Le «focus sur l’ensemble», au lieu de dispositifs particuliers, est depuis plus de 20 ans, à l’agenda de l’OMS qui l’a même repris dans sa récente matrice des progrès des systèmes de financement de la santé. Cette matrice prévoit d’ailleurs dans sa première étape que tout analyste détermine l’étendue de la fragmentation au sein du système de financement de santé, en dressant une vue complète des principaux dispositifs de financement dans le pays.
On peut espérer que cette approche systémique inspirera aussi la communauté de l‘évaluation. En se focalisant sur un dispositif particulier, les évaluations rigoureuses ont parfois nourri l’illusion que la solution définitive allait provenir d’un dispositif unique. Elles ont parfois aussi prêté trop peu d’attention aux interactions entre ce dispositif de financement et les autres dispositifs de financement existants (ou encore l’interdépendance des politiques de financement avec les autres «blocs» du système de santé).

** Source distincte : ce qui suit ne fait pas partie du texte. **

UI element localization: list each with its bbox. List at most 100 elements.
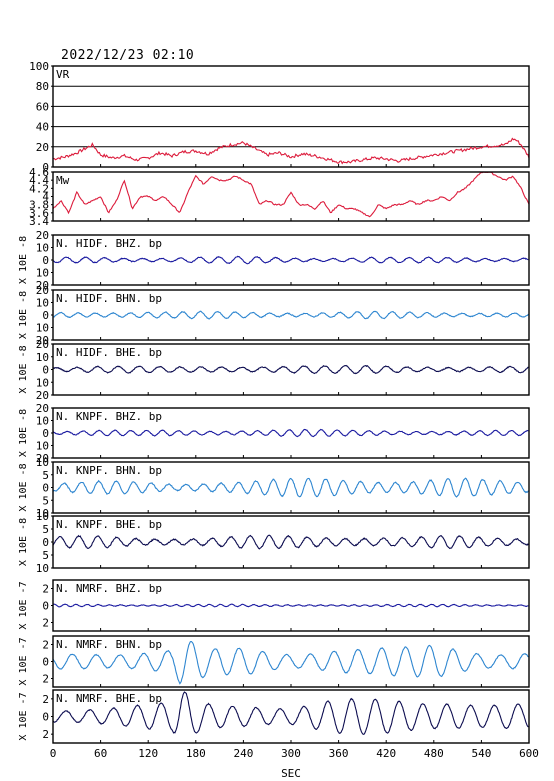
y-tick-label: 2 [42,583,49,596]
y-axis-label: X 10E -8 [18,463,29,511]
y-tick-label: 20 [36,284,49,297]
y-tick-label: 5 [42,494,49,507]
panel-label: VR [56,68,70,81]
y-tick-label: 40 [36,121,49,134]
x-axis-label: SEC [281,767,301,780]
panel-mw: 3.43.63.844.24.44.6 Mw [29,166,530,228]
y-tick-label: 0 [42,364,49,377]
panel-label: N. HIDF. BHN. bp [56,292,162,305]
x-tick-label: 120 [138,747,158,760]
y-tick-label: 0 [42,427,49,440]
panel-label: N. HIDF. BHE. bp [56,346,162,359]
y-tick-label: 10 [36,440,49,453]
y-tick-label: 0 [42,309,49,322]
y-tick-label: 20 [36,389,49,402]
y-tick-label: 3.4 [29,215,49,228]
y-tick-label: 4.2 [29,182,49,195]
y-tick-label: 10 [36,510,49,523]
y-tick-label: 0 [42,161,49,174]
panel-label: Mw [56,174,70,187]
x-tick-label: 540 [471,747,491,760]
y-tick-label: 10 [36,562,49,575]
y-tick-label: 20 [36,334,49,347]
y-axis-label: X 10E -8 [18,236,29,284]
y-tick-label: 10 [36,351,49,364]
y-tick-label: 20 [36,229,49,242]
panel-frame [52,65,530,168]
y-axis-label: X 10E -7 [18,692,29,740]
x-tick-label: 480 [424,747,444,760]
series-line-knpf_bhz [52,428,529,438]
y-tick-label: 20 [36,452,49,465]
x-tick-label: 420 [376,747,396,760]
y-tick-label: 0 [42,536,49,549]
y-tick-label: 2 [42,673,49,686]
y-tick-label: 2 [42,693,49,706]
x-tick-label: 300 [281,747,301,760]
y-tick-label: 0 [42,600,49,613]
y-tick-label: 80 [36,80,49,93]
y-tick-label: 20 [36,141,49,154]
y-tick-label: 5 [42,549,49,562]
y-tick-label: 20 [36,402,49,415]
y-tick-label: 2 [42,639,49,652]
x-tick-label: 0 [50,747,57,760]
y-tick-label: 10 [36,297,49,310]
panel-label: N. KNPF. BHN. bp [56,464,162,477]
y-tick-label: 4 [42,191,49,204]
y-tick-label: 5 [42,469,49,482]
page-title: 2022/12/23 02:10 [61,48,195,63]
y-tick-label: 3.6 [29,207,49,220]
y-tick-label: 3.8 [29,199,49,212]
y-tick-label: 10 [36,507,49,520]
y-tick-label: 0 [42,711,49,724]
panel-label: N. KNPF. BHE. bp [56,518,162,531]
series-line-vr [52,137,530,165]
x-tick-label: 60 [94,747,107,760]
y-axis-label: X 10E -8 [18,409,29,457]
y-tick-label: 10 [36,456,49,469]
x-tick-label: 240 [233,747,253,760]
x-tick-label: 180 [186,747,206,760]
series-line-hidf_bhz [52,255,529,265]
y-tick-label: 0 [42,656,49,669]
y-tick-label: 2 [42,617,49,630]
series-line-knpf_bhe [52,534,529,550]
series-line-nmrf_bhn [52,641,529,685]
series-line-mw [52,171,530,218]
y-tick-label: 10 [36,242,49,255]
y-tick-label: 4.4 [29,174,49,187]
y-axis-label: X 10E -8 [18,518,29,566]
y-tick-label: 10 [36,267,49,280]
y-axis-label: X 10E -7 [18,581,29,629]
y-tick-label: 60 [36,100,49,113]
y-tick-label: 100 [29,60,49,73]
series-line-hidf_bhn [52,310,529,320]
panel-label: N. NMRF. BHZ. bp [56,582,162,595]
y-tick-label: 4.6 [29,166,49,179]
panel-nmrf_bhe: 2 0 2 X 10E -7 N. NMRF. BHE. bp [18,689,530,744]
y-tick-label: 2 [42,728,49,741]
y-axis-label: X 10E -8 [18,345,29,393]
y-tick-label: 10 [36,415,49,428]
y-axis-label: X 10E -8 [18,291,29,339]
y-tick-label: 5 [42,523,49,536]
panel-nmrf_bhz: 2 0 2 X 10E -7 N. NMRF. BHZ. bp [18,579,530,632]
series-line-knpf_bhn [52,477,529,498]
series-line-nmrf_bhz [52,603,529,608]
panel-label: N. NMRF. BHE. bp [56,692,162,705]
y-tick-label: 10 [36,322,49,335]
y-axis-label: X 10E -7 [18,637,29,685]
panel-label: N. NMRF. BHN. bp [56,638,162,651]
y-tick-label: 0 [42,482,49,495]
x-tick-label: 360 [329,747,349,760]
panel-vr: 0 20 40 60 80 100 VR [29,60,530,174]
series-line-hidf_bhe [52,364,529,375]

Le «focus sur l’ensemble» invite à plus de réflexions sur ces questions d’articulation et de complémentarité des mécanismes de financement de la santé et sur la manière dont cet agencement doit être géré de façon dynamique mais aussi selon une démarche collaborative mettant l'accent sur l’efficience et le leadership des États.
Cet état d’esprit suppose enfin un renforcement des capacités des experts et des autres teneurs d’enjeux pour mieux guider leurs choix stratégiques sur les besoins futurs et les fonctionnalités qu’il faudra assurer dans la progression vers la CSU; mais aussi pour les aider à mieux amorcer cette transition vers une expertise plus vaste et englobante.
En effet, en matière de financement de la santé, aujourd’hui, le tout est inférieur à la somme des parties. Il est temps de changer cette situation – et cela ne sera possible qu’en abandonnant l’approche «dispositif par dispositif» qui a prévalu ces deux dernières décennies.